We have a 2yo DD and I am pregnant with our second.
Since having DD, my DH has struggled with fatherhood. He felt useless and felt that our DD didn't want to be with him. He didn't really enjoy spending time with her and didn't have a strong bond in her babyhood. This also took a toll on our relationship and we clashed more in my DD's first year than in all the years we've been together previously. However, it seemed that we'd got through this tough period and things looked up. He bonded more with DD as she got older and he became more involved, looking after DD when I go to work etc. We then planned our second, knowing that the first year might be hard again but that we got through it.
However, recently he's been very down again. He has been repeating the same things saying he's not able to do as much with DD as he'd like (he has every opportunity but she does tend to have a preference for me due to me doing the majority of childcare) and saying that he struggles spending time with her. He also regularly complains about the impact this has had on our relationship. We don't get as many days together as we did pre-parenthood, we're tired all the time, upset that I don't want as much physical affection. I'm trying to balance his needs as much as possible by arranging childcare so we can have time together regularly but it never feels like enough. Especially now I'm pregnant, I feel shattered all the time so I go to bed very early and we don't get much of an evening together.
Things were really bad last night as our DD wouldn't sleep until 2am. DH became quite angry about it and ended up saying that having children was the worst mistake we've ever made. He then went out for a drive at 1am because he was so cross being at home.
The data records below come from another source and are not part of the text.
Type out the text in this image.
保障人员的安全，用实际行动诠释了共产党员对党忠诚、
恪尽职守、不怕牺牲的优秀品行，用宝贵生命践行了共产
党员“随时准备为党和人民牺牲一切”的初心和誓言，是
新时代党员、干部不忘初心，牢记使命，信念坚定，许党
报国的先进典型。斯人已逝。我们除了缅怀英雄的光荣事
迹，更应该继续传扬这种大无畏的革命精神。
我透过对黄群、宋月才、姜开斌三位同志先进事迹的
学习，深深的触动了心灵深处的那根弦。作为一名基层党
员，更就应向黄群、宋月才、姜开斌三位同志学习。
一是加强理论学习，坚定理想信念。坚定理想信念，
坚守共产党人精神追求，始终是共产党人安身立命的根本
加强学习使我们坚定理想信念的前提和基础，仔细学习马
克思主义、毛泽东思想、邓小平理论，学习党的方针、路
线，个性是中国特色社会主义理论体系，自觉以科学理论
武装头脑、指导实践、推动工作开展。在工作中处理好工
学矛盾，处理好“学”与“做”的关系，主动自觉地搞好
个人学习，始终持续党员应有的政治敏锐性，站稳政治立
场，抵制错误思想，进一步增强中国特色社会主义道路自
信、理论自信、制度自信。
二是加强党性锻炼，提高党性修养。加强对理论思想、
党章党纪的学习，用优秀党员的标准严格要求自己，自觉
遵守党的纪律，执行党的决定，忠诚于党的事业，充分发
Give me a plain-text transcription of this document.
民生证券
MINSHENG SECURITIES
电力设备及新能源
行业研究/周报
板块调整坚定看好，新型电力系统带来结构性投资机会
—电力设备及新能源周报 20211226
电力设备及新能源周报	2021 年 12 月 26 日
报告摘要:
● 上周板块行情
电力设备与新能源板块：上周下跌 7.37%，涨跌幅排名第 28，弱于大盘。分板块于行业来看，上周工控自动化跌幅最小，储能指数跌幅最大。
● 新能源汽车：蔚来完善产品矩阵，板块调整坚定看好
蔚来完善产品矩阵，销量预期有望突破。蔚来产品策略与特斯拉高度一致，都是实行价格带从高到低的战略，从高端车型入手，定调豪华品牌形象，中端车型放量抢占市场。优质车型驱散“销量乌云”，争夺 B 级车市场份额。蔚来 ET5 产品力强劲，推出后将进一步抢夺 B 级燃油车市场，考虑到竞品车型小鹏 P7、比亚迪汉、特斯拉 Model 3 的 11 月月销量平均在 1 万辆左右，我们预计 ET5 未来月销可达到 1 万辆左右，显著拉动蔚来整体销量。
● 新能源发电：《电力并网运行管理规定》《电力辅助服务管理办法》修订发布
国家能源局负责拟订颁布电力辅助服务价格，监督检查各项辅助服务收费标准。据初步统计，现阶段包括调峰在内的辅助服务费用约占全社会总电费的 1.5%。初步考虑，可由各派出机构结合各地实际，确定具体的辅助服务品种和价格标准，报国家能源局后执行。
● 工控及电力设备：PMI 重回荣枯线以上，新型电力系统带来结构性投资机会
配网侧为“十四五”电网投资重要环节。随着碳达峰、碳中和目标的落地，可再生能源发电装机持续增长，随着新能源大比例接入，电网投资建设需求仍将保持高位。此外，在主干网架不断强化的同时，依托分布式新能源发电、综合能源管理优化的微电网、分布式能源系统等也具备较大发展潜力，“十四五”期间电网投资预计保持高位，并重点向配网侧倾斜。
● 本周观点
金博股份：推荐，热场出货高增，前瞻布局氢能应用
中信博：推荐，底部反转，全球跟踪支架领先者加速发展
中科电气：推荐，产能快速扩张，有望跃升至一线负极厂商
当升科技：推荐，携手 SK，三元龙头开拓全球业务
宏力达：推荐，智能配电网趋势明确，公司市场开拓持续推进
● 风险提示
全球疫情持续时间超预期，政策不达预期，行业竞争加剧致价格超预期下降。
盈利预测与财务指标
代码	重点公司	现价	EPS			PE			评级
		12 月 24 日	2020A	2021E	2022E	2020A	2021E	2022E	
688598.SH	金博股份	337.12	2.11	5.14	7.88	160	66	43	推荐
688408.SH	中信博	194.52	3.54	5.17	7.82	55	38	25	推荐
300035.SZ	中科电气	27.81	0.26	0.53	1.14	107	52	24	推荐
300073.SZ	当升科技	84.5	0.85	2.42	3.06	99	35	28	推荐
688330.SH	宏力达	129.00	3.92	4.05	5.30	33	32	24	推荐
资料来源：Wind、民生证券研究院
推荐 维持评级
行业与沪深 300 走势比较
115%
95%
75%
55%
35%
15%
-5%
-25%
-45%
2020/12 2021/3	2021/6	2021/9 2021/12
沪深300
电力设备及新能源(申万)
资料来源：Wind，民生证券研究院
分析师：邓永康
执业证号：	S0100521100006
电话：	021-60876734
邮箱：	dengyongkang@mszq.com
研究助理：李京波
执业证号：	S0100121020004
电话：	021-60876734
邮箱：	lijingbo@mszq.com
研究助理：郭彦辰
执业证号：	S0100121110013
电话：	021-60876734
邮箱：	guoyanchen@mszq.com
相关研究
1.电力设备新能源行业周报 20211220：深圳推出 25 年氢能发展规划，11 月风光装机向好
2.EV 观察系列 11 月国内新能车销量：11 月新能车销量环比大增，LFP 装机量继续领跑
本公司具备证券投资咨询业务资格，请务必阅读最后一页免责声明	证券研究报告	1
I usually deal with nighttime stuff with DD as DH doesn't cope and I know he may be talking partly from tiredness, but I worry there's some truth to what he said. If that's truly how he feels, how can we remain together? How will be possibly cope when our baby arrives? I feel like he mustn't have really wanted a second child. Maybe he just agreed to make me happy.
Sorry for the long post. I just feel like I'm putting all of my energy into everything and I have nothing left to give. Why can't be be happy with our lives as parents?